Портрет матери | страница 74
Теперь, когда вспоминаю Шипяны, передо мной всегда лица маленьких колхозных ребятишек. Они родились на бывшей панской земле через много лет после войны и весело хозяйничают в старинном парке. Каменная крепость не внушает им никакого страха.
Жизнь идет так, как хотели Мария Николаевна Драчко, ее сыновья-партизаны и все расстрелянные врагами., сожженные, полегшие в родную землю.
Давно, еще в разрушенном Минске, когда мы жили среди казненных домов и улиц, ко мне привязался один неотступный вопрос. Почему мертвый дом кажется меньше живого? Рухнувшие стены и крыша заваливают обломками и черепками весь двор, а пространство кажется съежившимся и скучно пустым. Когда развалины расчистят и откроется почерневший прямоугольник земли, невозможно представить, что тут стоял когда-то дом, на лавочке перед ним сидели старики, хлопали дверьми дети, и по вечерам зажигалась настольная лампа в верхнем этаже. Неужели все это занимало на земле всего лишь такое никчемное место — десять шагов в ширину, пятнадцать в длину? И это здесь пели за праздничными столами, любили, плакали... Неужели вся эта жизнь улетела с дымом в небо, как сожженный мусор?
Такое же испуганное удивление узнаю в себе при виде мертвых людей.

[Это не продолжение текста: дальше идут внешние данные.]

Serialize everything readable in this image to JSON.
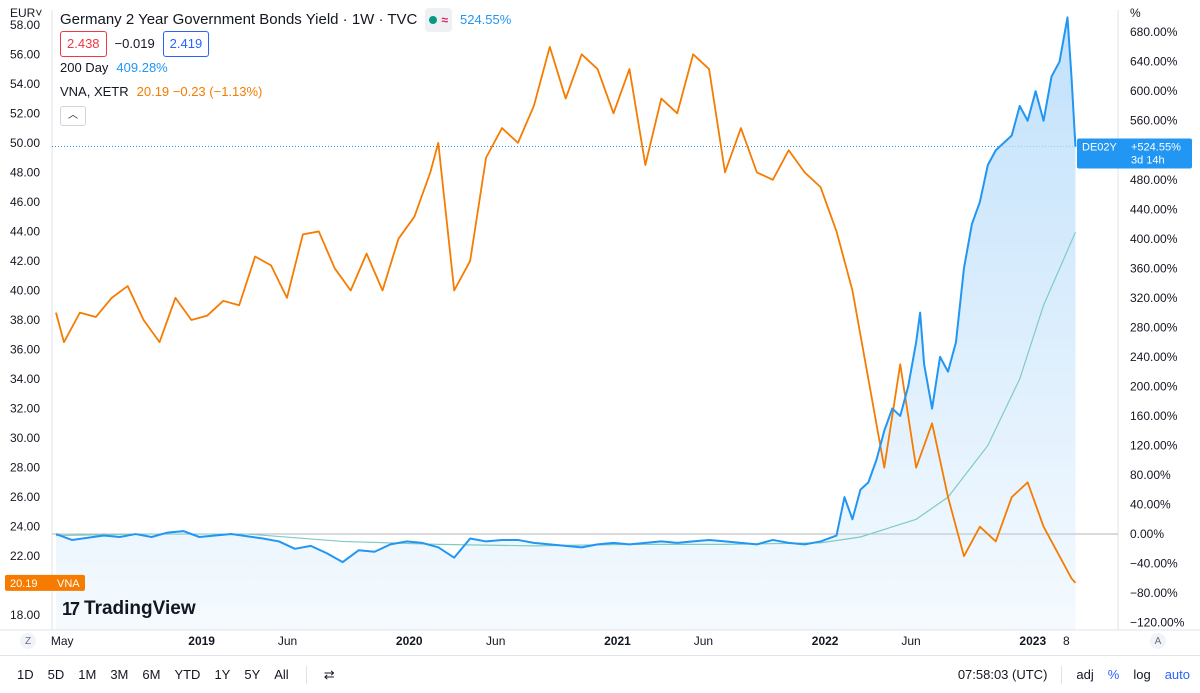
{
  "header": {
    "currency": "EUR",
    "currency_caret": "˅",
    "percent_unit": "%",
    "title": "Germany 2 Year Government Bonds Yield · 1W · TVC",
    "pill_symbol": "≈",
    "main_change": "524.55%",
    "val1": "2.438",
    "spread": "−0.019",
    "val2": "2.419",
    "ma_label": "200 Day",
    "ma_value": "409.28%",
    "cmp_name": "VNA, XETR",
    "cmp_values": "20.19  −0.23 (−1.13%)",
    "collapse_glyph": "︿"
  },
  "tags": {
    "vna_value": "20.19",
    "vna_name": "VNA",
    "de_name": "DE02Y",
    "de_change": "+524.55%",
    "de_countdown": "3d 14h"
  },
  "corners": {
    "left": "Z",
    "right": "A"
  },
  "logo": {
    "mark": "17",
    "text": "TradingView"
  },
  "bottom": {
    "ranges": [
      "1D",
      "5D",
      "1M",
      "3M",
      "6M",
      "YTD",
      "1Y",
      "5Y",
      "All"
    ],
    "compare_icon": "⇄",
    "time": "07:58:03 (UTC)",
    "adj": "adj",
    "pct": "%",
    "log": "log",
    "auto": "auto"
  },
  "colors": {
    "yield_line": "#2196f3",
    "yield_fill": "#bbdefb",
    "ma_line": "#80cbc4",
    "vna_line": "#f57c00",
    "axis_text": "#131722",
    "grid": "#f0f3fa"
  },
  "chart_data": {
    "type": "line",
    "x_ticks": [
      "May",
      "2019",
      "Jun",
      "2020",
      "Jun",
      "2021",
      "Jun",
      "2022",
      "Jun",
      "2023",
      "8"
    ],
    "x_tick_dates": [
      "2018-05-01",
      "2019-01-01",
      "2019-06-01",
      "2020-01-01",
      "2020-06-01",
      "2021-01-01",
      "2021-06-01",
      "2022-01-01",
      "2022-06-01",
      "2023-01-01",
      "2023-03-01"
    ],
    "y_left_ticks": [
      "58.00",
      "56.00",
      "54.00",
      "52.00",
      "50.00",
      "48.00",
      "46.00",
      "44.00",
      "42.00",
      "40.00",
      "38.00",
      "36.00",
      "34.00",
      "32.00",
      "30.00",
      "28.00",
      "26.00",
      "24.00",
      "22.00",
      "18.00"
    ],
    "y_left_values": [
      58,
      56,
      54,
      52,
      50,
      48,
      46,
      44,
      42,
      40,
      38,
      36,
      34,
      32,
      30,
      28,
      26,
      24,
      22,
      18
    ],
    "y_right_ticks": [
      "680.00%",
      "640.00%",
      "600.00%",
      "560.00%",
      "520.00%",
      "480.00%",
      "440.00%",
      "400.00%",
      "360.00%",
      "320.00%",
      "280.00%",
      "240.00%",
      "200.00%",
      "160.00%",
      "120.00%",
      "80.00%",
      "40.00%",
      "0.00%",
      "−40.00%",
      "−80.00%",
      "−120.00%"
    ],
    "y_right_values": [
      680,
      640,
      600,
      560,
      520,
      480,
      440,
      400,
      360,
      320,
      280,
      240,
      200,
      160,
      120,
      80,
      40,
      0,
      -40,
      -80,
      -120
    ],
    "ylim_left": [
      17,
      59
    ],
    "ylim_right": [
      -130,
      710
    ],
    "series": [
      {
        "name": "Germany 2 Year Government Bonds Yield",
        "axis": "right",
        "unit": "%",
        "x": [
          "2018-04-20",
          "2018-05-18",
          "2018-06-15",
          "2018-07-13",
          "2018-08-10",
          "2018-09-07",
          "2018-10-05",
          "2018-11-02",
          "2018-11-30",
          "2018-12-28",
          "2019-01-25",
          "2019-02-22",
          "2019-03-22",
          "2019-04-19",
          "2019-05-17",
          "2019-06-14",
          "2019-07-12",
          "2019-08-09",
          "2019-09-06",
          "2019-10-04",
          "2019-11-01",
          "2019-11-29",
          "2019-12-27",
          "2020-01-24",
          "2020-02-21",
          "2020-03-20",
          "2020-04-17",
          "2020-05-15",
          "2020-06-12",
          "2020-07-10",
          "2020-08-07",
          "2020-09-04",
          "2020-10-02",
          "2020-10-30",
          "2020-11-27",
          "2020-12-25",
          "2021-01-22",
          "2021-02-19",
          "2021-03-19",
          "2021-04-16",
          "2021-05-14",
          "2021-06-11",
          "2021-07-09",
          "2021-08-06",
          "2021-09-03",
          "2021-10-01",
          "2021-10-29",
          "2021-11-26",
          "2021-12-24",
          "2022-01-21",
          "2022-02-04",
          "2022-02-18",
          "2022-03-04",
          "2022-03-18",
          "2022-04-01",
          "2022-04-15",
          "2022-04-29",
          "2022-05-13",
          "2022-05-27",
          "2022-06-10",
          "2022-06-17",
          "2022-06-24",
          "2022-07-08",
          "2022-07-22",
          "2022-08-05",
          "2022-08-19",
          "2022-09-02",
          "2022-09-16",
          "2022-09-30",
          "2022-10-14",
          "2022-10-28",
          "2022-11-11",
          "2022-11-25",
          "2022-12-09",
          "2022-12-23",
          "2023-01-06",
          "2023-01-20",
          "2023-02-03",
          "2023-02-17",
          "2023-03-03",
          "2023-03-10",
          "2023-03-17"
        ],
        "y": [
          0,
          -8,
          -5,
          -2,
          -4,
          0,
          -4,
          2,
          4,
          -4,
          -2,
          0,
          -3,
          -6,
          -10,
          -20,
          -16,
          -26,
          -38,
          -22,
          -24,
          -14,
          -10,
          -12,
          -18,
          -32,
          -6,
          -10,
          -8,
          -8,
          -12,
          -14,
          -16,
          -18,
          -14,
          -12,
          -14,
          -12,
          -10,
          -12,
          -10,
          -8,
          -10,
          -12,
          -14,
          -8,
          -12,
          -14,
          -10,
          -2,
          50,
          20,
          60,
          70,
          100,
          140,
          170,
          160,
          200,
          260,
          300,
          230,
          170,
          240,
          220,
          260,
          360,
          420,
          450,
          500,
          520,
          530,
          540,
          580,
          560,
          600,
          560,
          620,
          640,
          700,
          620,
          525
        ]
      },
      {
        "name": "200 Day",
        "axis": "right",
        "unit": "%",
        "x": [
          "2018-04-20",
          "2018-10-05",
          "2019-03-22",
          "2019-09-06",
          "2020-02-21",
          "2020-08-07",
          "2021-01-22",
          "2021-07-09",
          "2021-12-24",
          "2022-03-04",
          "2022-06-10",
          "2022-08-05",
          "2022-10-14",
          "2022-12-09",
          "2023-01-20",
          "2023-03-17"
        ],
        "y": [
          -2,
          0,
          0,
          -10,
          -14,
          -16,
          -14,
          -14,
          -12,
          -4,
          20,
          50,
          120,
          210,
          310,
          409
        ]
      },
      {
        "name": "VNA, XETR",
        "axis": "left",
        "unit": "EUR",
        "x": [
          "2018-04-20",
          "2018-05-04",
          "2018-06-01",
          "2018-06-29",
          "2018-07-27",
          "2018-08-24",
          "2018-09-21",
          "2018-10-19",
          "2018-11-16",
          "2018-12-14",
          "2019-01-11",
          "2019-02-08",
          "2019-03-08",
          "2019-04-05",
          "2019-05-03",
          "2019-05-31",
          "2019-06-28",
          "2019-07-26",
          "2019-08-23",
          "2019-09-20",
          "2019-10-18",
          "2019-11-15",
          "2019-12-13",
          "2020-01-10",
          "2020-02-07",
          "2020-02-21",
          "2020-03-20",
          "2020-04-17",
          "2020-05-15",
          "2020-06-12",
          "2020-07-10",
          "2020-08-07",
          "2020-09-04",
          "2020-10-02",
          "2020-10-30",
          "2020-11-27",
          "2020-12-25",
          "2021-01-22",
          "2021-02-19",
          "2021-03-19",
          "2021-04-16",
          "2021-05-14",
          "2021-06-11",
          "2021-07-09",
          "2021-08-06",
          "2021-09-03",
          "2021-10-01",
          "2021-10-29",
          "2021-11-26",
          "2021-12-24",
          "2022-01-21",
          "2022-02-18",
          "2022-03-18",
          "2022-04-15",
          "2022-05-13",
          "2022-06-10",
          "2022-07-08",
          "2022-08-05",
          "2022-09-02",
          "2022-09-30",
          "2022-10-28",
          "2022-11-25",
          "2022-12-23",
          "2023-01-20",
          "2023-02-17",
          "2023-03-10",
          "2023-03-17"
        ],
        "y": [
          38.5,
          36.5,
          38.5,
          38.2,
          39.5,
          40.3,
          38,
          36.5,
          39.5,
          38,
          38.3,
          39.3,
          39,
          42.3,
          41.7,
          39.5,
          43.8,
          44,
          41.5,
          40,
          42.5,
          40,
          43.5,
          45,
          48,
          50,
          40,
          42,
          49,
          51,
          50,
          52.5,
          56.5,
          53,
          56,
          55,
          52,
          55,
          48.5,
          53,
          52,
          56,
          55,
          48,
          51,
          48,
          47.5,
          49.5,
          48,
          47,
          44,
          40,
          34,
          28,
          35,
          28,
          31,
          26,
          22,
          24,
          23,
          26,
          27,
          24,
          22,
          20.5,
          20.19
        ]
      }
    ],
    "annotations": [
      "DE02Y +524.55% 3d 14h",
      "20.19 VNA"
    ]
  }
}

Как мало места они занимают, как отсекается сразу вокруг них тесная граница пространства — остается лишь место, где лежит тело. А живым этот человек был повсюду — и здесь, в комнате, и там, под деревьями, и еще дальше, куда он ездил и ходил, где странствовал своей мыслью и мечтами. Теперь, навсегда отделенный от других людей, неподвижный и немой, он словно уменьшился в десятки раз и на глазах исчезает. Через месяц знакомые забудут его голос, через несколько лет о нем будут вспоминать только близкие.
Как погасшее пламя. Еще пробегают в темнеющих углях его отблески, еще превозмогает слабеющая краснота серый пепел, подступивший со всех сторон. Последняя вспышка — и все черно, неподвижно. Все забыто.
В Шипянском парке, может быть, впервые мне не думается горько о сметенных с земли, развеянных прахом по ветру, навсегда исчезнувших. Маленькие и совсем еще слабые дети, в сандалиях и ситцевых платьицах, бессмертно длят в себе, нисколько о том не ведая, ту самую жизнь, которую не смогли убить.
А матери, молодые и старые, проводив нас у одной деревни, уже встречают у следующей. Чем-то неуловимо похожие, знакомые тревожной прапамятью чувств.
Светлые глаза, терпеливый взгляд, мягкие линии лица, плеч. Я так давно знаю это, знала всегда. Спрашиваю о войне, а глазами, сердцем, всем существом ловлю — о любви, материнской силе и верности.